Did you know that between 2018 and 2019, 2.4 million people experienced domestic abuse in the UK? This abuse affects 1 in 4 women and 1 in 6 men, with 49% of men not stating that they are suffering from domestic abuse. This kind of abuse normally happens behind closed doors and many outsiders do not realise it is happening. Many abuse victims are afraid and embarrassed to speak about what is happening, with 42% of victims believing domestic violence is not worth reporting. Do you think that it is worth reporting? Would you report it? In some cases, domestic abuse can drive its victims to suicide. [1]

KEY FACT: According to LWA (Living Without Abuse) approximately 400 people commit suicide each year who have attended hospital for domestic abuse injuries and 200 of these people attended hospital the same day they committed suicide.

If this is happening to you, at Ridley & Hall we can help you get a Non-Molestation Order.

This is a legally enforced order, but if breached, is a criminal offence. A non-molestation order means:

  • No contact between the victim and abuser
  • No contact between the victim and abuser through family or friends
  • The abuser is not allowed within a certain proximity of you (this will depend on the circumstances of the case and what the court has ordered)

If you would like to talk to someone about this then please don’t hesitate to contact Victoria Jones on our freephone 0800 8 60 62 65.

If the Local Authority has concerns of you or your child being physically and emotionally abused, they may take steps to become formally involved with your family. Sometimes, if they believe the risk to be very high, they may take steps to protect your children by removing them from your care.

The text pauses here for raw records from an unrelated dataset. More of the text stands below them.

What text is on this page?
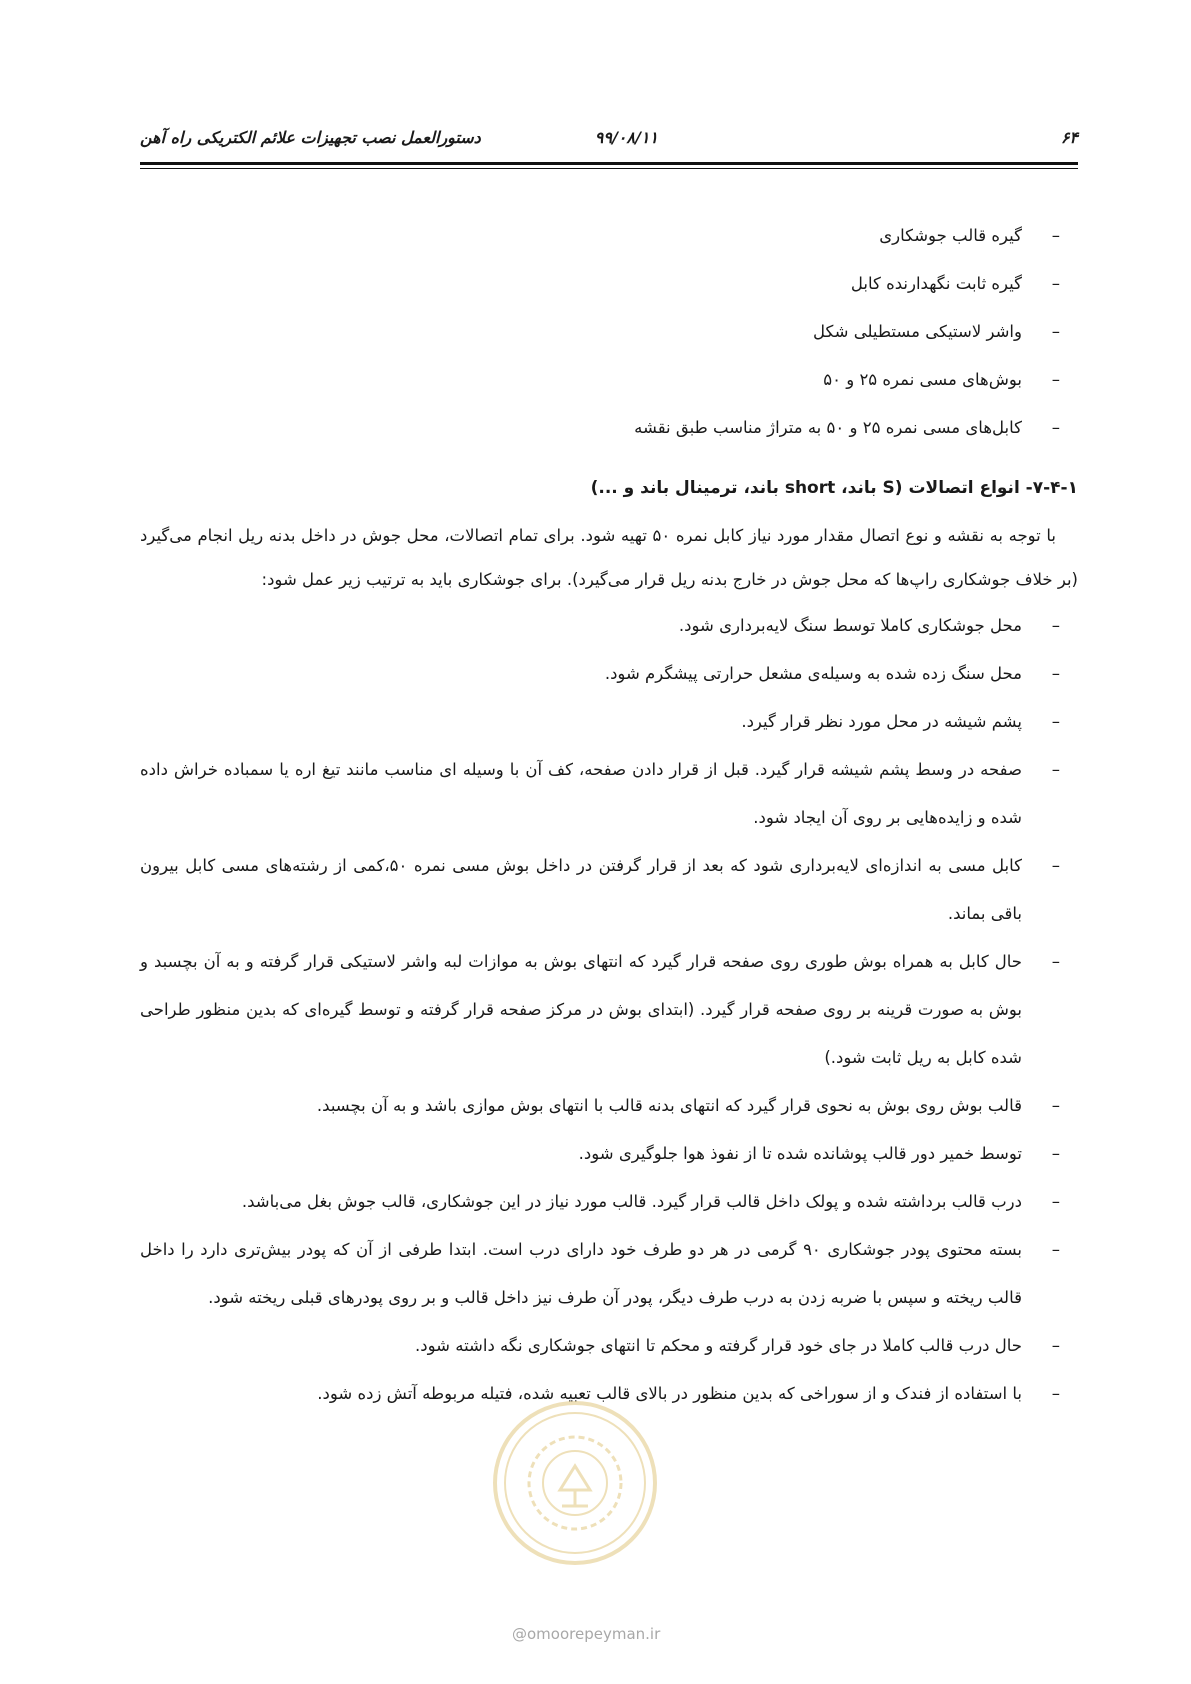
۶۴
۹۹/۰۸/۱۱
دستورالعمل نصب تجهیزات علائم الکتریکی راه آهن
– گیره قالب جوشکاری
– گیره ثابت نگهدارنده کابل
– واشر لاستیکی مستطیلی شکل
– بوش‌های مسی نمره ۲۵ و ۵۰
– کابل‌های مسی نمره ۲۵ و ۵۰ به متراژ مناسب طبق نقشه
۷-۴-۱- انواع اتصالات (S باند، short باند، ترمینال باند و ...)

با توجه به نقشه و نوع اتصال مقدار مورد نیاز کابل نمره ۵۰ تهیه شود. برای تمام اتصالات، محل جوش در داخل بدنه ریل انجام می‌گیرد (بر خلاف جوشکاری راپ‌ها که محل جوش در خارج بدنه ریل قرار می‌گیرد). برای جوشکاری باید به ترتیب زیر عمل شود:

– محل جوشکاری کاملا توسط سنگ لایه‌برداری شود.
– محل سنگ زده شده به وسیله‌ی مشعل حرارتی پیشگرم شود.
– پشم شیشه در محل مورد نظر قرار گیرد.
– صفحه در وسط پشم شیشه قرار گیرد. قبل از قرار دادن صفحه، کف آن با وسیله ای مناسب مانند تیغ اره یا سمباده خراش داده شده و زایده‌هایی بر روی آن ایجاد شود.
– کابل مسی به اندازه‌ای لایه‌برداری شود که بعد از قرار گرفتن در داخل بوش مسی نمره ۵۰،کمی از رشته‌های مسی کابل بیرون باقی بماند.
– حال کابل به همراه بوش طوری روی صفحه قرار گیرد که انتهای بوش به موازات لبه واشر لاستیکی قرار گرفته و به آن بچسبد و بوش به صورت قرینه بر روی صفحه قرار گیرد. (ابتدای بوش در مرکز صفحه قرار گرفته و توسط گیره‌ای که بدین منظور طراحی شده کابل به ریل ثابت شود.)
– قالب بوش روی بوش به نحوی قرار گیرد که انتهای بدنه قالب با انتهای بوش موازی باشد و به آن بچسبد.
– توسط خمیر دور قالب پوشانده شده تا از نفوذ هوا جلوگیری شود.
– درب قالب برداشته شده و پولک داخل قالب قرار گیرد. قالب مورد نیاز در این جوشکاری، قالب جوش بغل می‌باشد.
– بسته محتوی پودر جوشکاری ۹۰ گرمی در هر دو طرف خود دارای درب است. ابتدا طرفی از آن که پودر بیش‌تری دارد را داخل قالب ریخته و سپس با ضربه زدن به درب طرف دیگر، پودر آن طرف نیز داخل قالب و بر روی پودرهای قبلی ریخته شود.
– حال درب قالب کاملا در جای خود قرار گرفته و محکم تا انتهای جوشکاری نگه داشته شود.
– با استفاده از فندک و از سوراخی که بدین منظور در بالای قالب تعبیه شده، فتیله مربوطه آتش زده شود.
@omoorepeyman.ir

Examples of where this would take place include:

  • The failing of one or both parents to protect their children from witnessing domestic abuse;
  • The children are subject to the abuse and again are not being protected by either parent;
  • A child can be considered ‘beyond parental control’ which is one of a variety of reasons for adoption breakdowns. This can include incidents of child on parent violence.

This behaviour is not limited to children in care or adoption, it can take place in any family. However, if your adoption is breaking down and you want advice on what steps are available to you, then please don’t hesitate to contact Sarah Brown on our freephone 0800 8 60 62 65 or via email.

If Social Services need to remove the children from the harmful situation, the children will go through care proceedings. At this point the Judge will determine one of the following:

  • The child will return to one or both of their parents but only if it is safe to do so;
  • The child will remain in a family/friend placement where the family member/ friend agrees to protect the child from potential harm;
  • The child will go into long term foster care because the parents and any family/friend placement are deemed unsafe for the child or, if there is no family or friend placement available;
  • The child will be placed for adoption where the Judge thinks it is necessary.

Please note that during care proceedings, everyone involved is able to have their say. For more information, please click here to find out about the basics of care proceedings.

Every case is different and at Ridley & Hall we are able to help those going through care proceedings, so if you have any questions or inquiries, then please don’t hesitate to contact Natalie Stephenson-Quayle on our freephone 0800 8 60 62 65 or via email.

There are many charities and organisations that domestic abuse victims can access for help and guidance. These include: National Centre for Domestic Violence (NCDV), Refuge, Respect, Mankind Initiative and Women’s Aid.